With Patrick Hickley on guitar, Keria Paterson on bass, and Cameron MacKintosh on drums, the band rails against societal conformity through a punky wall of noise. Big skewers consumerism while No Bad Days maligns the monotony of capitalist existence. Despite their nihilist surface, there is a hopefulness to the tracks, an urgent sense that they mean every word.

It’s a genuineness Wiri Donna shares as she takes the stage. Despite the fiery imagery that accompanied the release of her recent EP, cheerful frontwoman Bianca Bailey is not an immediately imposing figure. The self-professed “beverage gobbler” says she has three drinks to sip from in-between songs, taking a drink from each before she performs deep cut Dream of Me. 

But the room is quickly spellbound as she launches into her furious third track The Gold. Where opener Used To built fuzzy layers of sound, The Gold is appropriately metallic. Evidently too busy dancing to take proper notes, my singular comment reads “fucking meanage.” Poignant! 

Bianca’s lyrics are fierce, venting feminine rage with unflinching simplicity as her vocals bring a softness out of the jagged guitars. On both Stop Charades and In My Chambers, this sensitivity is transformed into something quite formidable.

For her funky cover of Lola Young’s Conceited, Bianca puts her fender down and grooves along with her hand on heart. Bassist Harrison Scholes and drummer James MacEwan are stellar here, providing a taut base for Elliott Dawson’s guitar to shine as the song builds to a heavy finish. 

All three have been her longtime bandmates and collaborators. With one member of the band moving to London, tonight is probably the last night they will play together in their current form.
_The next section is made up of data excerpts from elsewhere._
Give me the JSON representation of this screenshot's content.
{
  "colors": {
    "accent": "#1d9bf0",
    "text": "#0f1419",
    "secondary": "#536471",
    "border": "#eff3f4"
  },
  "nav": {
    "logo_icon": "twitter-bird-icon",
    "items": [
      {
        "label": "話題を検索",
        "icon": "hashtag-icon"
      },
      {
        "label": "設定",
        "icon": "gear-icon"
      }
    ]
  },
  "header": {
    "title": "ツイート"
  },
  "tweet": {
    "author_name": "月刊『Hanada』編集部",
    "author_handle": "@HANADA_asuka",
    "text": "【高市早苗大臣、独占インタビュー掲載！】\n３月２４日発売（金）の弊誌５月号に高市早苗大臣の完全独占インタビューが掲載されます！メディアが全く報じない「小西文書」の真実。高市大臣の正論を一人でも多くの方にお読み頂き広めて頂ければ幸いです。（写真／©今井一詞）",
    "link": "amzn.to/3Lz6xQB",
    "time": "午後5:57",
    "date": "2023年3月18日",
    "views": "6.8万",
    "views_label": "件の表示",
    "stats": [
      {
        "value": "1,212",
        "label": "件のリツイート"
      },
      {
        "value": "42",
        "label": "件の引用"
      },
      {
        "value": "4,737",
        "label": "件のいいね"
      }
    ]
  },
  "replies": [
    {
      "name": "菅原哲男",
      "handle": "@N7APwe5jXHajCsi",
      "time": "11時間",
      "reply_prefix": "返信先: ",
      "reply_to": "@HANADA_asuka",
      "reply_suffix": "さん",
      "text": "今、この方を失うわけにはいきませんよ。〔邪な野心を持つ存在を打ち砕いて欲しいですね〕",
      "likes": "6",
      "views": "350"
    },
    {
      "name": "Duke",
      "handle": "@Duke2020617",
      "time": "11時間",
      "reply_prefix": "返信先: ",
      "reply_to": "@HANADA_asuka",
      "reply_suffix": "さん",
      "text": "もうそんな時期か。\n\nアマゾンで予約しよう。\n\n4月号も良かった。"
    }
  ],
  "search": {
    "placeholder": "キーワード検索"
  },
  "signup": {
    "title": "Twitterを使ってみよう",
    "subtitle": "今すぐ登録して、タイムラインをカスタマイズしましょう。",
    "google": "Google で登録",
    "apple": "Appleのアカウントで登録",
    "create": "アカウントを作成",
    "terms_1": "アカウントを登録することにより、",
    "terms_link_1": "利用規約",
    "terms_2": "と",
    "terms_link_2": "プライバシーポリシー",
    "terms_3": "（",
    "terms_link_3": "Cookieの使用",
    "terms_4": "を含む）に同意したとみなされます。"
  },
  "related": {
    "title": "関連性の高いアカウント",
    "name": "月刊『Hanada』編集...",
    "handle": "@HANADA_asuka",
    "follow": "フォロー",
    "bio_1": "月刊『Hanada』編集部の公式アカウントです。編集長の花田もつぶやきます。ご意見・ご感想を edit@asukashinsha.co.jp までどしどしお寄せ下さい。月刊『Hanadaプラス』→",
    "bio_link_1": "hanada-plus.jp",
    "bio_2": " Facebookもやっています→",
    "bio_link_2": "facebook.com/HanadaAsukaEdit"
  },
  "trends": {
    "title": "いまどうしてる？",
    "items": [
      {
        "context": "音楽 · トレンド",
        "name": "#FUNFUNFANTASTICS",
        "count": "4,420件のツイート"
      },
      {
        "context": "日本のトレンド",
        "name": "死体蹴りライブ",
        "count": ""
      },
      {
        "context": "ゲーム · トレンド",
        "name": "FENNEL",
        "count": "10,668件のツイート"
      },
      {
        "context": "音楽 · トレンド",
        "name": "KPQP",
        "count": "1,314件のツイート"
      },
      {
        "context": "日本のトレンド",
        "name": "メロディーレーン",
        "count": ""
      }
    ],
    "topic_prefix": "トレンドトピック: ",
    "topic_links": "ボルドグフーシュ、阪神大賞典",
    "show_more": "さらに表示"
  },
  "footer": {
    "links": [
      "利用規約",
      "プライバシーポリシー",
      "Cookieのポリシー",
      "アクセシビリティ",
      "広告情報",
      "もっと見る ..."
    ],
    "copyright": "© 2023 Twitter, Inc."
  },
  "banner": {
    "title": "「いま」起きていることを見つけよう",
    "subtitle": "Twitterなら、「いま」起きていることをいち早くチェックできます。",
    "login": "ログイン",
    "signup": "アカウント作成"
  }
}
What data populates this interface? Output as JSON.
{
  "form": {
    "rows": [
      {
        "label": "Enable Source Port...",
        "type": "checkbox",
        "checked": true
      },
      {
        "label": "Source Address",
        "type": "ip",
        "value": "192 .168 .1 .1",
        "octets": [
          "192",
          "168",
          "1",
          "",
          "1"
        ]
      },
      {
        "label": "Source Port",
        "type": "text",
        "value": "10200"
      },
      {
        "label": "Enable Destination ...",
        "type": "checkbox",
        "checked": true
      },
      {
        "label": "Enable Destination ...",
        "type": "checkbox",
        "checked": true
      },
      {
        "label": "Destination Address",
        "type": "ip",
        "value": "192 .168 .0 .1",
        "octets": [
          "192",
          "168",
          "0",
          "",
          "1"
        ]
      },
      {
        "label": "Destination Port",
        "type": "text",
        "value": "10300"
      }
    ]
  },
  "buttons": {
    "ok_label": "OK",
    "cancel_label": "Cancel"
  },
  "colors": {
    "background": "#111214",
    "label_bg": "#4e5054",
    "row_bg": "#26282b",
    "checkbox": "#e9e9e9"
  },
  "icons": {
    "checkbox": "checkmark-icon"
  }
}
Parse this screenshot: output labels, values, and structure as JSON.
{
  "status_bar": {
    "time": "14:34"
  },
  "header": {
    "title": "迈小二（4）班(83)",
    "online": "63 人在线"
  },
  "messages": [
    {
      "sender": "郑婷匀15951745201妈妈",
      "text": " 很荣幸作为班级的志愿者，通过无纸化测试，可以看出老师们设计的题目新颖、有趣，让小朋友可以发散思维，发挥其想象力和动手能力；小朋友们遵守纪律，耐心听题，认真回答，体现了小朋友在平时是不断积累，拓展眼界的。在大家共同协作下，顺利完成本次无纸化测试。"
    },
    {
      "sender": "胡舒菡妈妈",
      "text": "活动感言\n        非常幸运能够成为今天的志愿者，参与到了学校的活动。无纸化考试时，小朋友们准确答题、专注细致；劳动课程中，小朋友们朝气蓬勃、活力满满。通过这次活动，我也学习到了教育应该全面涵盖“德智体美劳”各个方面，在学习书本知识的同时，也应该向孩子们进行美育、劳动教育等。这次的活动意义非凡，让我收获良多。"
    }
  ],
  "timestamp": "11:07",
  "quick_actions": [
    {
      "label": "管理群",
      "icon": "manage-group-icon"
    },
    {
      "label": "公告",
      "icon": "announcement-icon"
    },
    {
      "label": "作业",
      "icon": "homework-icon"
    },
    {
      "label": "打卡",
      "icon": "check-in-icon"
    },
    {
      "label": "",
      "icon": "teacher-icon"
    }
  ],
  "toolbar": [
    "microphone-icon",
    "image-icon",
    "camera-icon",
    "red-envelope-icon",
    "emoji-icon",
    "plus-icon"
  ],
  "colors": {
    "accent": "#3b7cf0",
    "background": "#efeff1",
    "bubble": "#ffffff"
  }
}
The crowd cheers supportively while she fights back tears.

Though we plead for one very last song, she says she must respectfully decline as they won’t have pedals. But someone in the crowd – who sounds somewhat suspiciously like another of my mates – shouts “fuck the pedals,” and she relents.

Last Call is slightly more mellow, as promised, a ballad with hints of the folksiness Wiri Donna was originally associated with. It has a nostalgic quality that feels fitting for this goodbye show, the melody lingering with me still later in the night. 

As we hit our Saturday night regular, Karangahape’s very own The White Lady, I feel a little less alone and a lot more grateful, impending tinnitus be damned. There’s something spiritual about becoming lost in someone else’s feelings, like we have undergone a collective cleansing: a catharsis. 

Perhaps there is really nothing more punk than sincerity.